Pengibaratan



Pengibaratan

“Jika kamu bersikap keras kepada dirimu, maka dunia akan bersikap lunak kepadamu. Sebaliknya, jika kamu bersikap lunak kepada dirimu, maka dunia akan bersikap keras kepadamu.”
“Perubahan dimulai dari saya.”
“Gagal merencanakan berarti merencanakan kegagalan.”
“Tidak ada yang pasti di dunia ini kecuali perubahan.”
“Orang yang mengatakan bahwa orang lain dan seluruh dunia berubah sementara dia sendiri hanyalah satu-satunya yang tidak berubah adalah orang yang paling egois.”

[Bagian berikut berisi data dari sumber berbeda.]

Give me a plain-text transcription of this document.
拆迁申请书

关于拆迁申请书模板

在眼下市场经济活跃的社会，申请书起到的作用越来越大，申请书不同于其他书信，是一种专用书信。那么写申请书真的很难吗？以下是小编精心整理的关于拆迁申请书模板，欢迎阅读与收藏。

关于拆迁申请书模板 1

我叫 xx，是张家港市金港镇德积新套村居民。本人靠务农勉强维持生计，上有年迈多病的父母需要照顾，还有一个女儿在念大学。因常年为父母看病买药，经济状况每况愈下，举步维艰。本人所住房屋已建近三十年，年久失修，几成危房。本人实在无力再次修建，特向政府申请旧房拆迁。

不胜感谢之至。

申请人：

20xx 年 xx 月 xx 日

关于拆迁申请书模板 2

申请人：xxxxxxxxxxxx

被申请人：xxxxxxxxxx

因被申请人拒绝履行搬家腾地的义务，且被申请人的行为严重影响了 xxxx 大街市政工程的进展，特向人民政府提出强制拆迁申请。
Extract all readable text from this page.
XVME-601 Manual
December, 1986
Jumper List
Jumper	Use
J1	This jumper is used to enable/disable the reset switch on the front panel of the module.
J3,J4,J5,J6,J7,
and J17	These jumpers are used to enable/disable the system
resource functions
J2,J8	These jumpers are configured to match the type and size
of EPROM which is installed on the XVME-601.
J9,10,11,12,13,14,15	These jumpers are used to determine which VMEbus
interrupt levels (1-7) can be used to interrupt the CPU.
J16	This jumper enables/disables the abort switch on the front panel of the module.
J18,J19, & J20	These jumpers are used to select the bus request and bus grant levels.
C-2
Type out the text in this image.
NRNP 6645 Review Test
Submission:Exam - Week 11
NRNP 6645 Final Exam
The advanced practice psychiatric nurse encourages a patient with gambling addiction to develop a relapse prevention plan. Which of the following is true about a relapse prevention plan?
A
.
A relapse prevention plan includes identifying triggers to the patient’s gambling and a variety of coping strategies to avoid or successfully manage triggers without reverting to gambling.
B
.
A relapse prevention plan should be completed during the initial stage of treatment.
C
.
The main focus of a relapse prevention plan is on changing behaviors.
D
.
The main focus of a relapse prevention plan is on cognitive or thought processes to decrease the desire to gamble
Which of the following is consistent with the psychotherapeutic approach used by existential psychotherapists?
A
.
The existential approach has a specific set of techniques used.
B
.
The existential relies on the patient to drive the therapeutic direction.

Sudahkah kamu membaca pengibaratan ini? Aku banyak sekali membaca pengibaratan seperti ini bahkan jikapun aku tidak mengerti. Seseorang pernah mengatakan kepadaku, “Baca sajalah meskipun kamu tidak mengerti maksudnya. Adakalanya, kamu tidak mengerti hal yang dimaksudkan sekarang, tapi mungkin di masa yang akan datang, kamu dengan ajaib akan mengerti.”

Aku mengerti pengibaratan ini sekarang. Padahal dahulu, aku selalu bertanya-tanya maksud dari pernyataan-pernyataan ini apa. Sekarang? Setelah aku pikir, kini pemahamanku sudah sedikit membaik, aku paham.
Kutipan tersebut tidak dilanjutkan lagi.